Know-alls and have-alls

Windows 10 is starting to infuriate me. When it wakes up from sleep mode, I find that all my programs have shut down. I can’t work like this. I’ve googled things and tweaked a few settings, but I bet it’ll make no difference.

There’s one problem, if problem is the right word, that I keep running into in my lessons. The Man (and it usually is a man) Who Knows Everything. Who knows what he wants and how to get it. I find these people offputting, and my usual motivation to help them isn’t quite there, partly because I feel unable to help them anyway. They also seem to have everything. They’re already winning. What motivation is there to help one of life’s winners to win by even more? The poker guy, who has disappeared from the scene, was a bit like that. The super-smart 18-year-old who I saw on Saturday is like that. Lessons with him are never easy. This time I went through some expressions like “money for old rope” and “kick the bucket”. The rest of the time he told me about the world of gaming and anime that he inhabits. When I asked him whether he was a risk-taker, he said he played gacha, so obviously yes. Umm, what’s gacha when it’s at home? A kind of Japanese toy vending machine, from what I can tell, that he must play in a virtual form. It didn’t occur to him that I might not know what what the hell he was talking about.

On Friday I had a lesson with the 31-year-old guy who lives on the outskirts of London. He and his wife moved there from Bucharest almost three years ago, and they have an 18-month-old son whose little brother or sister is on the way. They’d just put an offer in for a house. The first one they looked at. Nearly £600,000. As you do when you’ve come from Romania. Heaven knows where their money has come from. I’m thinking he might not need me either.
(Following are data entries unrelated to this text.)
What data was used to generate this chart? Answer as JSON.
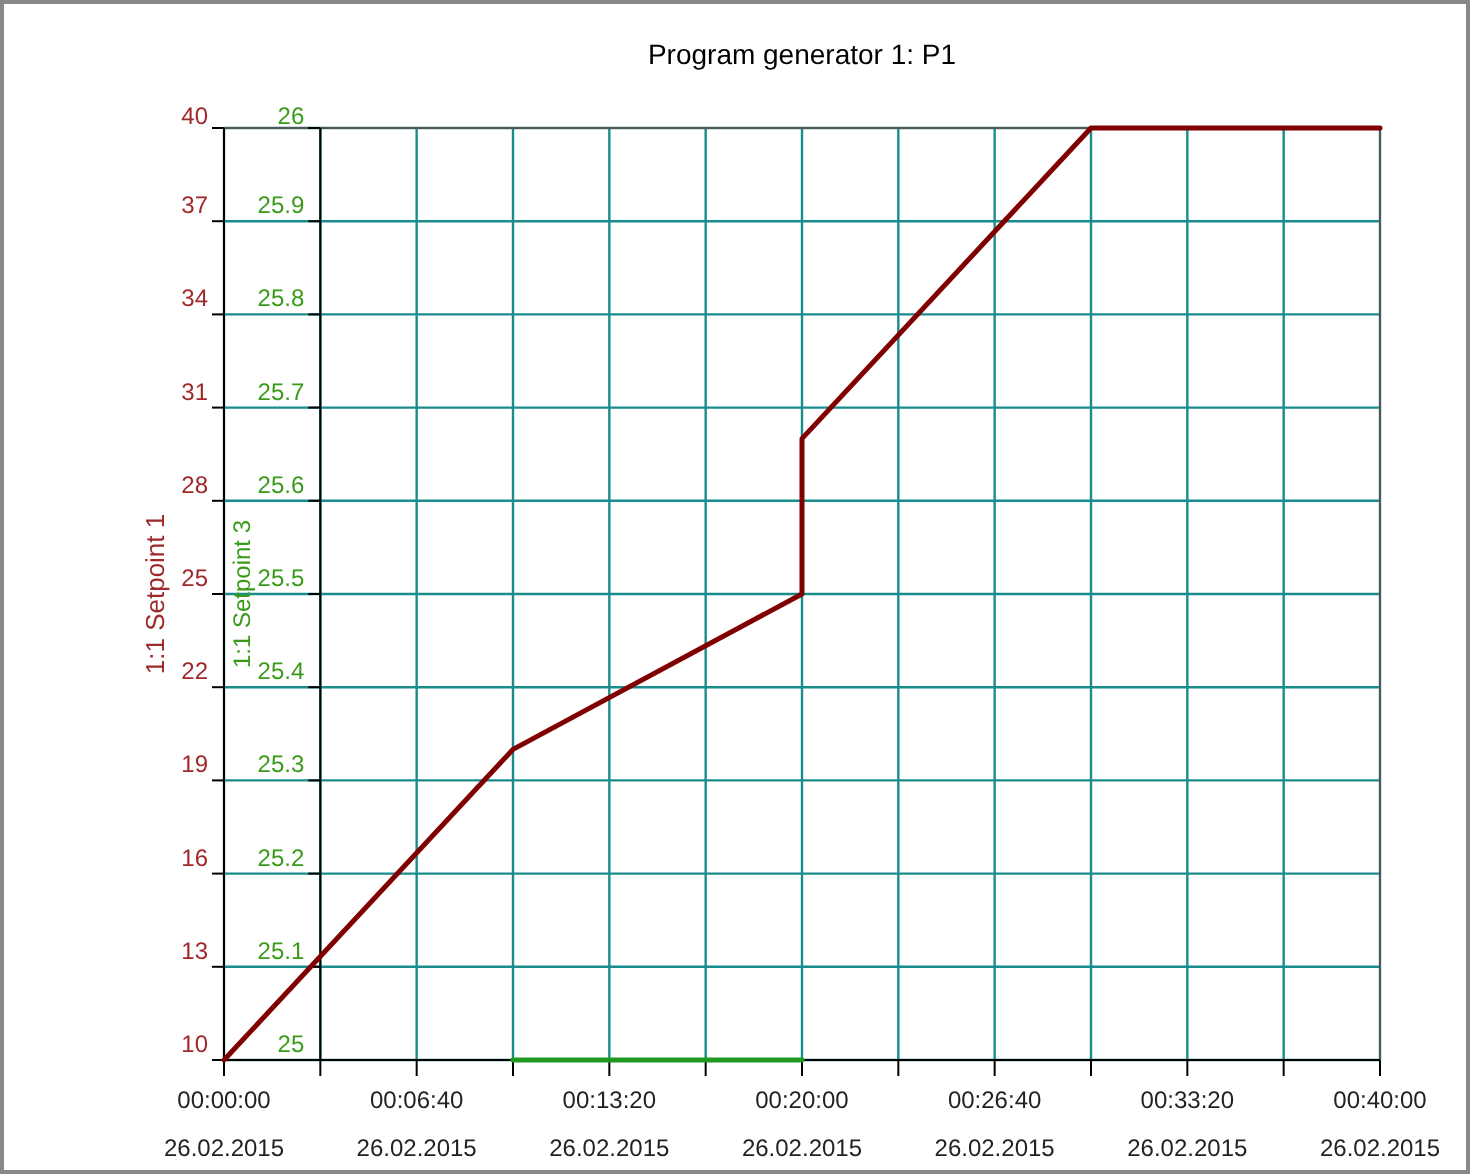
{
  "chart_data": {
    "type": "line",
    "title": "Program generator 1: P1",
    "ylabel": "1:1 Setpoint 1",
    "y2label": "1:1 Setpoint 3",
    "xlim": [
      0,
      0.66667
    ],
    "xticks": [
      {
        "value": 0,
        "label": "00:00:00"
      },
      {
        "value": 0.05556,
        "label": null
      },
      {
        "value": 0.11111,
        "label": "00:06:40"
      },
      {
        "value": 0.16667,
        "label": null
      },
      {
        "value": 0.22222,
        "label": "00:13:20"
      },
      {
        "value": 0.27778,
        "label": null
      },
      {
        "value": 0.33333,
        "label": "00:20:00"
      },
      {
        "value": 0.38889,
        "label": null
      },
      {
        "value": 0.44444,
        "label": "00:26:40"
      },
      {
        "value": 0.5,
        "label": null
      },
      {
        "value": 0.55556,
        "label": "00:33:20"
      },
      {
        "value": 0.61111,
        "label": null
      },
      {
        "value": 0.66667,
        "label": "00:40:00"
      }
    ],
    "annotations": [
      "26.02.2015",
      "26.02.2015",
      "26.02.2015",
      "26.02.2015",
      "26.02.2015",
      "26.02.2015",
      "26.02.2015"
    ],
    "ylim": [
      10,
      40
    ],
    "yticks": [
      10,
      13,
      16,
      19,
      22,
      25,
      28,
      31,
      34,
      37,
      40
    ],
    "y2lim": [
      25,
      26
    ],
    "y2ticks": [
      25,
      25.1,
      25.2,
      25.3,
      25.4,
      25.5,
      25.6,
      25.7,
      25.8,
      25.9,
      26
    ],
    "grid": true,
    "series": [
      {
        "color": "#800000",
        "x": [
          0,
          0.16667,
          0.33333,
          0.33333,
          0.5,
          0.66667
        ],
        "values": [
          10,
          20,
          25,
          30,
          40,
          40
        ]
      },
      {
        "color": "#1f9a1f",
        "axis": "y2",
        "x": [
          0.16667,
          0.33333
        ],
        "values": [
          25,
          25
        ]
      }
    ]
  }
}
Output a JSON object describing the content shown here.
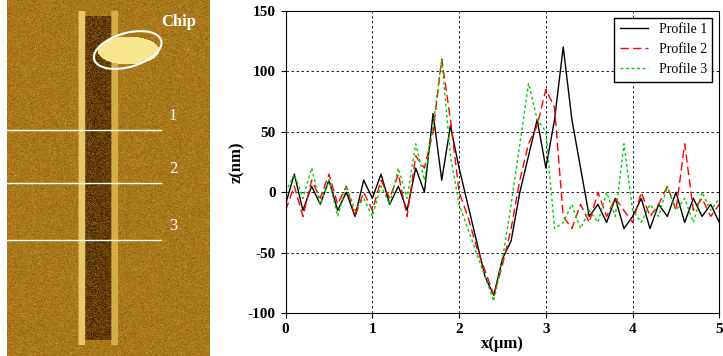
{
  "chart_data": {
    "type": "line",
    "xlabel": "x(μm)",
    "ylabel": "z(nm)",
    "x": [
      0.0,
      0.1,
      0.2,
      0.3,
      0.4,
      0.5,
      0.6,
      0.7,
      0.8,
      0.9,
      1.0,
      1.1,
      1.2,
      1.3,
      1.4,
      1.5,
      1.6,
      1.7,
      1.8,
      1.9,
      2.0,
      2.1,
      2.2,
      2.3,
      2.4,
      2.5,
      2.6,
      2.7,
      2.8,
      2.9,
      3.0,
      3.1,
      3.2,
      3.3,
      3.4,
      3.5,
      3.6,
      3.7,
      3.8,
      3.9,
      4.0,
      4.1,
      4.2,
      4.3,
      4.4,
      4.5,
      4.6,
      4.7,
      4.8,
      4.9,
      5.0
    ],
    "series": [
      {
        "name": "Profile 1",
        "color": "#000000",
        "line_style": "solid",
        "values": [
          -10,
          15,
          -15,
          5,
          -10,
          10,
          -15,
          0,
          -20,
          10,
          -5,
          15,
          -10,
          5,
          -15,
          20,
          0,
          65,
          10,
          55,
          20,
          -10,
          -40,
          -70,
          -85,
          -55,
          -40,
          0,
          30,
          60,
          20,
          60,
          120,
          60,
          20,
          -20,
          -10,
          -25,
          -5,
          -30,
          -20,
          -5,
          -30,
          -10,
          -20,
          0,
          -25,
          -5,
          -20,
          -10,
          -25
        ]
      },
      {
        "name": "Profile 2",
        "color": "#ff0000",
        "line_style": "dashed",
        "values": [
          -15,
          5,
          -20,
          10,
          -5,
          15,
          -10,
          5,
          -20,
          0,
          -15,
          10,
          -5,
          15,
          -20,
          30,
          20,
          50,
          110,
          60,
          0,
          -20,
          -45,
          -65,
          -85,
          -60,
          -30,
          10,
          40,
          55,
          85,
          70,
          -20,
          -30,
          -10,
          -25,
          0,
          -20,
          -5,
          -15,
          -25,
          0,
          -20,
          -10,
          5,
          -15,
          40,
          -15,
          -5,
          -20,
          -10
        ]
      },
      {
        "name": "Profile 3",
        "color": "#00cc00",
        "line_style": "dotted",
        "values": [
          0,
          15,
          -5,
          20,
          -10,
          10,
          -20,
          5,
          -15,
          -5,
          -20,
          5,
          -10,
          20,
          -5,
          40,
          10,
          55,
          110,
          30,
          -10,
          -30,
          -50,
          -70,
          -90,
          -55,
          -10,
          40,
          90,
          60,
          50,
          -30,
          -25,
          -10,
          -30,
          -15,
          -25,
          0,
          -20,
          40,
          -15,
          -25,
          -10,
          -20,
          5,
          -15,
          -5,
          -25,
          0,
          -15,
          -5
        ]
      }
    ],
    "xlim": [
      0,
      5
    ],
    "ylim": [
      -100,
      150
    ],
    "xticks": [
      0,
      1,
      2,
      3,
      4,
      5
    ],
    "yticks": [
      -100,
      -50,
      0,
      50,
      100,
      150
    ],
    "grid": true,
    "legend": "upper right"
  },
  "image": {
    "chip_label": "Chip",
    "line_labels": [
      "1",
      "2",
      "3"
    ]
  }
}
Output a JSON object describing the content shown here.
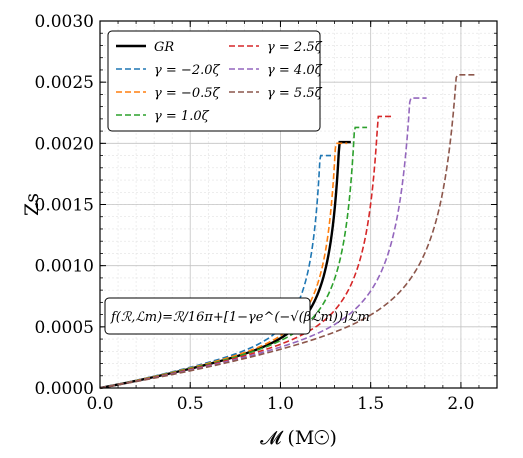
{
  "chart_data": {
    "type": "line",
    "xlabel": "𝓜 (M☉)",
    "ylabel": "Zs",
    "xlim": [
      0.0,
      2.2
    ],
    "ylim": [
      0.0,
      0.003
    ],
    "xticks": [
      0.0,
      0.5,
      1.0,
      1.5,
      2.0
    ],
    "yticks": [
      0.0,
      0.0005,
      0.001,
      0.0015,
      0.002,
      0.0025,
      0.003
    ],
    "xtick_labels": [
      "0.0",
      "0.5",
      "1.0",
      "1.5",
      "2.0"
    ],
    "ytick_labels": [
      "0.0000",
      "0.0005",
      "0.0010",
      "0.0015",
      "0.0020",
      "0.0025",
      "0.0030"
    ],
    "grid": true,
    "legend_position": "top-left",
    "annotation": "f(ℛ,ℒm)=ℛ/16π+[1−γe^(−√(βℒm))]ℒm",
    "series": [
      {
        "name": "GR",
        "color": "#000000",
        "dash": "solid",
        "mmax": 1.39,
        "zmax": 0.00201,
        "k": 0.00028,
        "p": 0.12
      },
      {
        "name": "γ = −2.0ζ",
        "color": "#1f77b4",
        "dash": "dashed",
        "mmax": 1.28,
        "zmax": 0.0019,
        "k": 0.0003,
        "p": 0.12
      },
      {
        "name": "γ = −0.5ζ",
        "color": "#ff7f0e",
        "dash": "dashed",
        "mmax": 1.37,
        "zmax": 0.002,
        "k": 0.00029,
        "p": 0.12
      },
      {
        "name": "γ = 1.0ζ",
        "color": "#2ca02c",
        "dash": "dashed",
        "mmax": 1.48,
        "zmax": 0.00213,
        "k": 0.00028,
        "p": 0.12
      },
      {
        "name": "γ = 2.5ζ",
        "color": "#d62728",
        "dash": "dashed",
        "mmax": 1.62,
        "zmax": 0.00222,
        "k": 0.00027,
        "p": 0.12
      },
      {
        "name": "γ = 4.0ζ",
        "color": "#9467bd",
        "dash": "dashed",
        "mmax": 1.81,
        "zmax": 0.00237,
        "k": 0.00026,
        "p": 0.12
      },
      {
        "name": "γ = 5.5ζ",
        "color": "#8c564b",
        "dash": "dashed",
        "mmax": 2.09,
        "zmax": 0.00256,
        "k": 0.00025,
        "p": 0.12
      }
    ]
  }
}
This all reminds me of the maths tuition I did in Auckland in 2010. It was an eye-opener to see the insides of the houses where these teenagers lived. I’m supposed to get excited about pushing your privileged Oliver or Olivia from Excellence to Excellence Plus, am I? They weren’t all like that, of course, and the exceptions were where most of my motivation lay. Here, so far, the Men Who Know and Have Everything are the exceptions, and long may that remain so.

On Sunday I had a session with the 13-year-old boy who lives in Dumbrăvița, which is joined on to Timișoara, and is currently in lockdown for the second time since the autumn. Here in Timișoara we’ve been lockdown-free since May. The prevalence of Covid in Dumbrăvița has been consistently higher than here, and I think I know why. By Romanian standards, Dumbrăvița is rich. I’ve heard that it’s Romania’s second-richest suburb. It’s all BMWs and Audis, with the occasional Porsche and even a Maserati thrown in. When you go to Dumbrăvița it’s mostly dead. They’re all jet-setting and doing business deals just like this boy’s dad does in Hong Kong. They’re highly economically active. Most of Romania isn’t like that at all, and that’s why (I reckon) Covid hasn’t quite been the disaster in Romania (yet) that it’s been in western Europe.

The Covid situation in the UK is still dreadful. More than 1600 deaths have been reported today; the overall death toll is now in six figures. My brother, whose optimism has evaporated, said we might all be facing lockdowns for the rest of our lives. His wife had her first dose of the Pfizer vaccine last week. In Romania we now have five cases of the UK variant. If that takes over – and why won’t it? – we really will be in deep doo-doo here.

It was a huge relief to see Joe Biden’s inauguration go off without a hitch, after what happened two weeks earlier. President Biden. Sounds great. The near-octogenarian has his work cut out but I’m sure he’ll give it a damn good go. I’ve now been in Romania for three US presidents and six Romanian prime ministers.